10/02/2012 13:13 GMT | Updated 10/04/2012 10:12 BST

Contrary to popular thought the banking system was not set up to benefit or service people. It was in fact something that developed over a long period of time in a piecemeal manner, which derived from one person's intention to make money from another person. The concept of interest was created by the desire of an individual who wanted more money than they lent to a borrower to be paid back. They could charge whatever they wanted in interest and only had a limitation on the amount from competition, which set a market rate. The initial greed of the lender created the concept of interest, which in time turned into a product in its self through competition and the business of money lending was born.

Over time the interest rate became the benchmark on investment return and the means to weigh up the value of comparative financial products. It also became a mechanism for economic control and is used to manage the rate of inflation through the Central Bank. The whole of the financial system is centred round the concept of interest, which is centred round the concept of controlled greed. This is where the problem really lies. The financial system was not set up to service the economy or create productivity this was merely a beneficial side effect. The banking system was set up to make money for the lender or in the current climate the managers of the bank itself.

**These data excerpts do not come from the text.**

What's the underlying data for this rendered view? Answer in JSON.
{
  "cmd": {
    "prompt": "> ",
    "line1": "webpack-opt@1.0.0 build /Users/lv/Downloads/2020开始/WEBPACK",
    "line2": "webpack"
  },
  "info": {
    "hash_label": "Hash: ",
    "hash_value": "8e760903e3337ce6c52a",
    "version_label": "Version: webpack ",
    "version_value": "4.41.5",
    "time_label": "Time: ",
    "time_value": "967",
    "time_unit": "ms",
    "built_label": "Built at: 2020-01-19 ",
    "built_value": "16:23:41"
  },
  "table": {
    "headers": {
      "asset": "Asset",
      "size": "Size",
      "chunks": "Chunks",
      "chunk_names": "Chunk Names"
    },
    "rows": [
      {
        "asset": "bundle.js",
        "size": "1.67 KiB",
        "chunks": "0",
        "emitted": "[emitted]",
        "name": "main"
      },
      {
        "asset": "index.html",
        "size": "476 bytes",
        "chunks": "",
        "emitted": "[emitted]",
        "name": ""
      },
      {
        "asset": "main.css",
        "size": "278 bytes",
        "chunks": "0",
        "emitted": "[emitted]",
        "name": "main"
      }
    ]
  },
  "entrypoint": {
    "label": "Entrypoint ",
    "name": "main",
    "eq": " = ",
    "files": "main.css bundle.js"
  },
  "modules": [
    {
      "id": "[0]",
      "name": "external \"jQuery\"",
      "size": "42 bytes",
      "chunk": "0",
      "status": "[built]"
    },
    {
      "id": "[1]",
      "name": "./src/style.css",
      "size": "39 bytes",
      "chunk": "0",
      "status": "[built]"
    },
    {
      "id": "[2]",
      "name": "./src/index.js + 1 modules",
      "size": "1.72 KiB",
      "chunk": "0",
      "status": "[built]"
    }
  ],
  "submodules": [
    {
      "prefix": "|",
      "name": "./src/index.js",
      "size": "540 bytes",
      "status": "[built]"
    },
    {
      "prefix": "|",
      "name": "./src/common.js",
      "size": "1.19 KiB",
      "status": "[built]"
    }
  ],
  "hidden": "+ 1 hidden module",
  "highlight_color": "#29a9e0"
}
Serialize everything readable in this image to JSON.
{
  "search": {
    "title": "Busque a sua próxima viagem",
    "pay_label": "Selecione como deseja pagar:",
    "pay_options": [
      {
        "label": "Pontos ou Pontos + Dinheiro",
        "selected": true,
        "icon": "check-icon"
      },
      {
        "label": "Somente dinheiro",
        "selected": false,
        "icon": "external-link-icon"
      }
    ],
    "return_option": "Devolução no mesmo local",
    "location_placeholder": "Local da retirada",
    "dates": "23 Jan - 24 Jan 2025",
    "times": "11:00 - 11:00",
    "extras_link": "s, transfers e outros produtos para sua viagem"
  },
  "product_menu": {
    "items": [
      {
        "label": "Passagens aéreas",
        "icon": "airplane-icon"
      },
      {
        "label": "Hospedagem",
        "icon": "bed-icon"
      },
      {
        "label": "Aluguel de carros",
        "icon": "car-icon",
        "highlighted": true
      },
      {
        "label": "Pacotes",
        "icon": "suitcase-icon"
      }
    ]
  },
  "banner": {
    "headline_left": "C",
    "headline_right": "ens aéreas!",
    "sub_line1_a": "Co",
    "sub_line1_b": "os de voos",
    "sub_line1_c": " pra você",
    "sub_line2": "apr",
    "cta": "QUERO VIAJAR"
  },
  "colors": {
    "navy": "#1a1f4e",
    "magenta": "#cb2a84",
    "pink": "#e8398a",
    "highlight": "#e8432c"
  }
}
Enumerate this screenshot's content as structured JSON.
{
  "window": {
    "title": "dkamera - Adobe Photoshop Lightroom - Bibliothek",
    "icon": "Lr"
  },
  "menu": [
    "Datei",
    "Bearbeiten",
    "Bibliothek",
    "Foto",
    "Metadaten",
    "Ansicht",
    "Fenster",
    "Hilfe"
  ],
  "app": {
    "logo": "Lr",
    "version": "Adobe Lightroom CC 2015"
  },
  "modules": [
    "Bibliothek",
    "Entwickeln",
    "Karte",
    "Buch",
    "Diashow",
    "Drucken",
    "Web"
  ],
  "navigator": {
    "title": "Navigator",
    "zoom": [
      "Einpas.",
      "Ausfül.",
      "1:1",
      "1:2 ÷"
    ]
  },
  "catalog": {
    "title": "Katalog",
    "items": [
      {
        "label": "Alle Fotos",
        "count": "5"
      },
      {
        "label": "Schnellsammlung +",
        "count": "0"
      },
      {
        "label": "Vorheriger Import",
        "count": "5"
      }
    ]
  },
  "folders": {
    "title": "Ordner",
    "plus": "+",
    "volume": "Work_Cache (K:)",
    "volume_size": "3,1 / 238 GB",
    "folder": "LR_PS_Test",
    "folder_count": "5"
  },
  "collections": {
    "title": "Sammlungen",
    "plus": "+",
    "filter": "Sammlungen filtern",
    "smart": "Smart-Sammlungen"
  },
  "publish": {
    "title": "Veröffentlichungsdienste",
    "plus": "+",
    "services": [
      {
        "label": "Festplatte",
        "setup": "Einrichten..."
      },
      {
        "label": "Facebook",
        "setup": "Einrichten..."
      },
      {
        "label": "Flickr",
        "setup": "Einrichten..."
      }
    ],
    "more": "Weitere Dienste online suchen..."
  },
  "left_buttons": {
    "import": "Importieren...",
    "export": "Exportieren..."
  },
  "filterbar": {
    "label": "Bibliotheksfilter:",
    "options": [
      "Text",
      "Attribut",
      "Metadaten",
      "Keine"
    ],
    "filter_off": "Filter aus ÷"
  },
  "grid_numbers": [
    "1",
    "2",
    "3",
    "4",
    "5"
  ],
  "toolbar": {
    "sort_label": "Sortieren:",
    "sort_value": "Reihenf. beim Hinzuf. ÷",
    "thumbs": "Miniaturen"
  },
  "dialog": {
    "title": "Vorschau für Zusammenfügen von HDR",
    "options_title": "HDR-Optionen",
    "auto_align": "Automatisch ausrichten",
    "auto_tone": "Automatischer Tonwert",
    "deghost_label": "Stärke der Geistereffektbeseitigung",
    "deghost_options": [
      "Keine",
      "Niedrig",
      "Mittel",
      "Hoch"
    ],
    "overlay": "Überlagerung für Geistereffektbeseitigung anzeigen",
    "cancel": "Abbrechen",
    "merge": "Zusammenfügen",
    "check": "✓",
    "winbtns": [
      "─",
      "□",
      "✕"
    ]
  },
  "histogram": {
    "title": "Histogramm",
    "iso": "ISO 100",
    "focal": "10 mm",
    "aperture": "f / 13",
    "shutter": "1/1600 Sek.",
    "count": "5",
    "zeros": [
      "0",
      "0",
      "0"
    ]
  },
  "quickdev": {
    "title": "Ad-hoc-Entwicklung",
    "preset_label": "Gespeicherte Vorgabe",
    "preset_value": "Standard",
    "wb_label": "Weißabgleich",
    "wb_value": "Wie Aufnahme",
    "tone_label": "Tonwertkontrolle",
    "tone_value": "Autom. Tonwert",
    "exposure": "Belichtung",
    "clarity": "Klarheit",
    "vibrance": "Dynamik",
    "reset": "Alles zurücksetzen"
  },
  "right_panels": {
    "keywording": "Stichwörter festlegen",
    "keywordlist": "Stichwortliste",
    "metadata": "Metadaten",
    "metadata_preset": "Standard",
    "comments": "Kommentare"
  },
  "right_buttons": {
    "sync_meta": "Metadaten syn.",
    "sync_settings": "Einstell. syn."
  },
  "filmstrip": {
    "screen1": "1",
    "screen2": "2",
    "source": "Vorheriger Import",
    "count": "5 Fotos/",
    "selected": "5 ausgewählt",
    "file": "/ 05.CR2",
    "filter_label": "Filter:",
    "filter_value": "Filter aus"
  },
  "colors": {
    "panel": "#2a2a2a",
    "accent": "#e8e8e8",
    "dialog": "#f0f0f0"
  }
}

It is at best a managed form of greed that hasn't really been managed for the last decade or so. Therefore it has really become greed on its own with no real intervention or at least nothing that benefited anybody in any great way. In fact the form of intervention that was applied by Central Banks was to lend more money by having a low interest rate, even if it meant lending to people that could not pay the money back. So this is what happened, the banks lent money to people who could not pay it back because they get commissions through lending. The money they lend is not theirs it is yours, so it doesn't matter to them if it is not paid back. The economy in turn grew through the investment the extra lending created. Then when it has to be paid back or the people that were lent the money, the banks knew could not pay back, fail to pay it back the economy starts to fail and people lose their investment.

The Central Banks took away the ability to control the greed of banking by taking away the competition of other lenders by giving banks easy and often free money. In the short term the banks and the economy grew enormously but in the long term the banks will fail and the economy will enter downturn, recession or depression. The beneficial side effect of banking which created production will be damaged and the stability of investment will go. The banking system was set up on greed other peoples greed made it work through competition, when that was taken away the system was set up for inevitable failure. In fact in terms of the individual benefit, someone has always lost out. The original 'one lender one borrower' model was advantageous to the lender, so the borrower lost out. The only thing that makes banking work is competition, which in is also based on greed.

The actions of the Central Bank and the lack of regulation has made the banking system a one sided monopoly, where the greed of one group of people has taken over.